How many of you former Mormons remember the BYU made for tv movie called “The Sacrifice” about the dad who lets his boy get run over by a train filled with people rather than derail the train to save his boy? They showed that to us in seminary and sunday school to help us understand the meaning of the Atonement and how Heavenly Father must have felt. Pure manipulative, emotional drivel and analogically wrong on so many levels. I got to watch quite a few of those manipulative films in school and seminary.
:eek: I grew up mostly Nazarene rather than Mormon, but I had to study that story in school (no movie to go with it, thank God.) It is so very wrong. Atonement is a fruitless divine accident caused by ignorance and carelessness on the job? I’ve heard other bad analogies, but that’s one of the worst.
(sorry, off topic. I’ll leave you alone now.)
 
Has Mormon Cultist even bothered to answer the OP? Which was his quote to begin with?
 
This sealing thread has been pretty colorful…

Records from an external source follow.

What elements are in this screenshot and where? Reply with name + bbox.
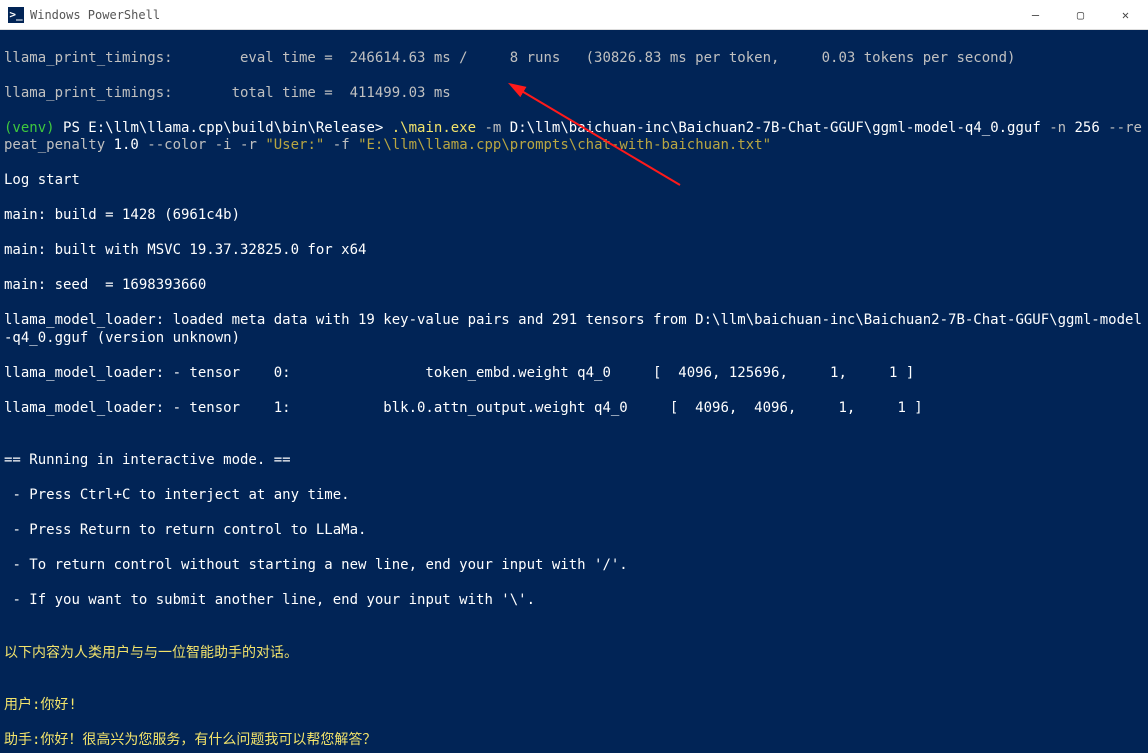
tensor-1-line: llama_model_loader: - tensor 1: blk.0.at… bbox=[4, 400, 1144, 418]
build-line: main: build = 1428 (6961c4b) bbox=[4, 207, 1144, 225]
arg-m: D:\llm\baichuan-inc\Baichuan2-7B-Chat-GG… bbox=[510, 120, 1041, 136]
command-line: (venv) PS E:\llm\llama.cpp\build\bin\Rel… bbox=[4, 120, 1144, 155]
minimize-button[interactable]: — bbox=[1013, 0, 1058, 30]
interactive-hint-3: - To return control without starting a n… bbox=[4, 557, 1144, 575]
terminal-output[interactable]: llama_print_timings: eval time = 246614.… bbox=[0, 30, 1148, 753]
prompt-path: PS E:\llm\llama.cpp\build\bin\Release> bbox=[63, 120, 392, 136]
user-msg-1: 用户:你好! bbox=[4, 697, 1144, 715]
assistant-msg-1: 助手:你好！很高兴为您服务，有什么问题我可以帮您解答？ bbox=[4, 732, 1144, 750]
timing-total-line: llama_print_timings: total time = 411499… bbox=[4, 85, 1144, 103]
timing-eval-line: llama_print_timings: eval time = 246614.… bbox=[4, 50, 1144, 68]
loader-meta-line: llama_model_loader: loaded meta data wit… bbox=[4, 312, 1144, 347]
window-title: Windows PowerShell bbox=[30, 8, 160, 22]
flag-color: --color bbox=[139, 137, 206, 153]
interactive-header: == Running in interactive mode. == bbox=[4, 452, 1144, 470]
arg-repeat: 1.0 bbox=[114, 137, 139, 153]
maximize-button[interactable]: ▢ bbox=[1058, 0, 1103, 30]
cmd-exe: .\main.exe bbox=[392, 120, 476, 136]
built-line: main: built with MSVC 19.37.32825.0 for … bbox=[4, 242, 1144, 260]
arg-f: "E:\llm\llama.cpp\prompts\chat-with-baic… bbox=[358, 137, 771, 153]
flag-i: -i bbox=[206, 137, 231, 153]
flag-r: -r bbox=[232, 137, 266, 153]
window-titlebar[interactable]: >_ Windows PowerShell — ▢ ✕ bbox=[0, 0, 1148, 30]
log-start: Log start bbox=[4, 172, 1144, 190]
flag-m: -m bbox=[476, 120, 510, 136]
powershell-icon: >_ bbox=[8, 7, 24, 23]
flag-f: -f bbox=[324, 137, 358, 153]
chat-intro: 以下内容为人类用户与与一位智能助手的对话。 bbox=[4, 645, 1144, 663]
interactive-hint-4: - If you want to submit another line, en… bbox=[4, 592, 1144, 610]
seed-line: main: seed = 1698393660 bbox=[4, 277, 1144, 295]
arg-r: "User:" bbox=[265, 137, 324, 153]
tensor-0-line: llama_model_loader: - tensor 0: token_em… bbox=[4, 365, 1144, 383]
venv-prefix: (venv) bbox=[4, 120, 63, 136]
close-button[interactable]: ✕ bbox=[1103, 0, 1148, 30]
flag-n: -n bbox=[1041, 120, 1075, 136]
interactive-hint-1: - Press Ctrl+C to interject at any time. bbox=[4, 487, 1144, 505]
arg-n: 256 bbox=[1075, 120, 1100, 136]
interactive-hint-2: - Press Return to return control to LLaM… bbox=[4, 522, 1144, 540]
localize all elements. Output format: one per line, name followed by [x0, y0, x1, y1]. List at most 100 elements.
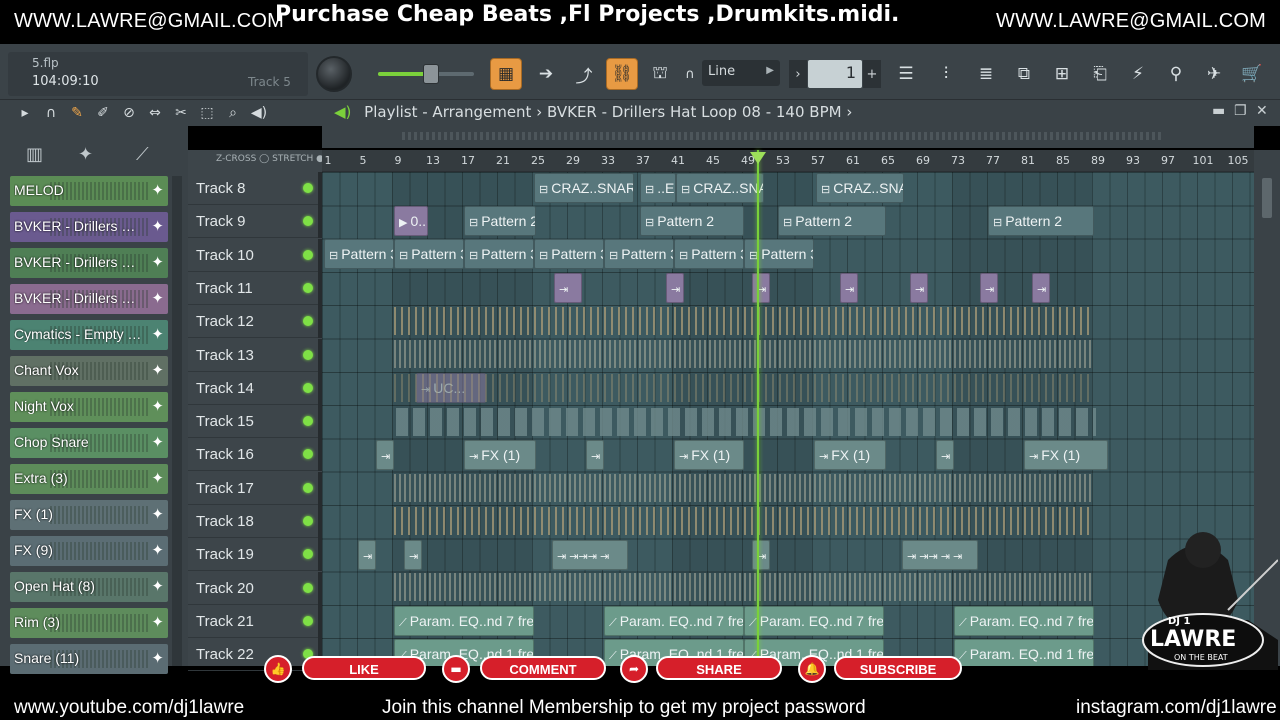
- mixer-icon[interactable]: ☰: [890, 58, 922, 90]
- waveform-icon[interactable]: ✦: [151, 541, 164, 559]
- waveform-icon[interactable]: ✦: [151, 613, 164, 631]
- clip-sample[interactable]: ⇥: [910, 273, 928, 303]
- waveform-icon[interactable]: ✦: [151, 505, 164, 523]
- playhead[interactable]: [756, 150, 759, 666]
- performance-icon[interactable]: ⎗: [1084, 58, 1116, 90]
- share-icon[interactable]: ➦: [620, 655, 648, 683]
- waveform-icon[interactable]: ✦: [151, 469, 164, 487]
- master-volume-slider[interactable]: [378, 64, 474, 84]
- clip-pattern-3[interactable]: ⊟ Pattern 3: [674, 239, 744, 269]
- clip-sample[interactable]: ⇥: [752, 273, 770, 303]
- chat-icon[interactable]: ✈: [1198, 58, 1230, 90]
- channel-scrollbar[interactable]: [172, 176, 182, 666]
- channel-button[interactable]: BVKER - Drillers Hat L... ✦: [10, 248, 168, 278]
- track-header[interactable]: Track 17: [188, 471, 322, 505]
- clip-pattern-2[interactable]: ⊟ Pattern 2: [988, 206, 1094, 236]
- track-header[interactable]: Track 16: [188, 438, 322, 472]
- channel-button[interactable]: MELOD ✦: [10, 176, 168, 206]
- channel-button[interactable]: BVKER - Drillers Kick... ✦: [10, 284, 168, 314]
- clip-pattern-3[interactable]: ⊟ Pattern 3: [464, 239, 534, 269]
- clip-pattern-3[interactable]: ⊟ Pattern 3: [324, 239, 394, 269]
- mute-icon[interactable]: ⇔: [144, 102, 166, 124]
- pencil-icon[interactable]: ✎: [66, 102, 88, 124]
- channel-rack-icon[interactable]: ⫶: [930, 58, 962, 90]
- clip-sample[interactable]: ⇥ ⇥⇥⇥ ⇥: [552, 540, 628, 570]
- clip-snare[interactable]: ⊟ ..E: [640, 173, 676, 203]
- arrangement-grid[interactable]: ⊟CRAZ..SNARE ⊟..E ⊟CRAZ..SNARE ⊟CRAZ..SN…: [322, 172, 1254, 666]
- clip-fx[interactable]: ⇥ FX (1): [674, 440, 744, 470]
- magnet-icon[interactable]: ∩: [680, 58, 700, 90]
- clip-pattern-3[interactable]: ⊟ Pattern 3: [534, 239, 604, 269]
- channel-button[interactable]: Chop Snare ✦: [10, 428, 168, 458]
- waveform-icon[interactable]: ✦: [151, 649, 164, 667]
- channel-button[interactable]: Chant Vox ✦: [10, 356, 168, 386]
- waveform-icon[interactable]: ✦: [151, 397, 164, 415]
- clip-sample[interactable]: ⇥: [358, 540, 376, 570]
- track-mute-led[interactable]: [303, 316, 313, 327]
- track-header[interactable]: Track 20: [188, 571, 322, 605]
- waveform-icon[interactable]: ✦: [151, 361, 164, 379]
- track-mute-led[interactable]: [303, 216, 313, 227]
- arrow-icon[interactable]: ➔: [530, 58, 562, 90]
- clip-pattern-3[interactable]: ⊟ Pattern 3: [604, 239, 674, 269]
- cursor-icon[interactable]: ⤴: [568, 58, 600, 90]
- track-header[interactable]: Track 18: [188, 505, 322, 538]
- track-mute-led[interactable]: [303, 282, 313, 293]
- track-header[interactable]: Track 8: [188, 172, 322, 205]
- track-header[interactable]: Track 14: [188, 371, 322, 405]
- timeline-ruler[interactable]: 1 5 9 13 17 21 25 29 33 37 41 45 49 53 57 61 65 69 73 77 81 8…: [322, 150, 1254, 172]
- pattern-prev-button[interactable]: ›: [789, 60, 807, 88]
- clip-automation[interactable]: ⟋Param. EQ..nd 1 freq: [954, 639, 1094, 666]
- clip-sample[interactable]: ⇥: [404, 540, 422, 570]
- clip-automation[interactable]: ⟋ Param. EQ..nd 7 freq: [604, 606, 744, 636]
- piano-roll-icon[interactable]: ▦: [490, 58, 522, 90]
- scrollbar-thumb[interactable]: [1262, 178, 1272, 218]
- clip-automation[interactable]: ⟋ Param. EQ..nd 7 freq: [394, 606, 534, 636]
- channel-button[interactable]: Cymatics - Empty Th... ✦: [10, 320, 168, 350]
- track-header[interactable]: Track 11: [188, 271, 322, 305]
- clip-snare[interactable]: ⊟CRAZ..SNARE: [816, 173, 904, 203]
- waveform-icon[interactable]: ✦: [151, 433, 164, 451]
- master-volume-thumb[interactable]: [422, 64, 439, 84]
- track-header[interactable]: Track 12: [188, 305, 322, 339]
- clip-snare[interactable]: ⊟CRAZ..SNARE: [534, 173, 634, 203]
- metronome-icon[interactable]: ⛫: [644, 58, 676, 90]
- track-mute-led[interactable]: [303, 482, 313, 493]
- browser-icon[interactable]: ⧉: [1008, 58, 1040, 90]
- clip-hat-pattern[interactable]: [394, 507, 1094, 535]
- clip-sample[interactable]: ⇥: [840, 273, 858, 303]
- track-mute-led[interactable]: [303, 549, 313, 560]
- channel-button[interactable]: Snare (11) ✦: [10, 644, 168, 674]
- pattern-add-button[interactable]: +: [863, 60, 881, 88]
- stamp-icon[interactable]: ⚲: [1160, 58, 1192, 90]
- playlist-overview[interactable]: [322, 126, 1254, 148]
- waveform-icon[interactable]: ✦: [151, 181, 164, 199]
- channel-button[interactable]: Rim (3) ✦: [10, 608, 168, 638]
- youtube-link[interactable]: www.youtube.com/dj1lawre: [14, 697, 244, 719]
- clip-pattern-2[interactable]: ⊟ Pattern 2: [464, 206, 536, 236]
- track-mute-led[interactable]: [303, 183, 313, 193]
- pattern-selector[interactable]: 1: [808, 60, 862, 88]
- current-pattern[interactable]: BVKER - Drillers Hat Loop 08 - 140 BPM: [547, 103, 842, 121]
- play-pattern-icon[interactable]: ◀): [334, 103, 351, 121]
- paint-icon[interactable]: ✐: [92, 102, 114, 124]
- track-mute-led[interactable]: [303, 449, 313, 460]
- clip-fx[interactable]: ⇥: [376, 440, 394, 470]
- clip-pattern[interactable]: ▶ 0...: [394, 206, 428, 236]
- channel-button[interactable]: Extra (3) ✦: [10, 464, 168, 494]
- clip-perc-pattern[interactable]: [396, 408, 1096, 436]
- clip-pattern-3[interactable]: ⊟ Pattern 3: [744, 239, 814, 269]
- clip-fx[interactable]: ⇥: [936, 440, 954, 470]
- thumbs-up-icon[interactable]: 👍: [264, 655, 292, 683]
- playlist-icon[interactable]: ≣: [970, 58, 1002, 90]
- instagram-link[interactable]: instagram.com/dj1lawre: [1076, 697, 1277, 719]
- clip-pattern-3[interactable]: ⊟ Pattern 3: [394, 239, 464, 269]
- link-icon[interactable]: ⛓: [606, 58, 638, 90]
- waveform-icon[interactable]: ✦: [151, 217, 164, 235]
- maximize-icon[interactable]: ❐: [1234, 103, 1247, 119]
- track-mute-led[interactable]: [303, 349, 313, 360]
- clip-sample[interactable]: ⇥: [554, 273, 582, 303]
- zoom-icon[interactable]: ⌕: [222, 102, 244, 124]
- magnet-snap-icon[interactable]: ∩: [40, 102, 62, 124]
- speaker-icon[interactable]: ◀): [248, 102, 270, 124]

What I need clarifiied…how did the Mormons get sacramental records anyway? Who allowed this? The Catholic pastor???
Im not positive but I do believe there was a time when, with not knowing the WHY Mormons were asking to see the records, many pastors let them.

Not positive though.

Also, it is fair to point out that many individual Mormons do have ancestors who were Catholic, or Anglican, Lutheran, etc etc, also do their own personal research into their families (I took a course at BYU in how to do research).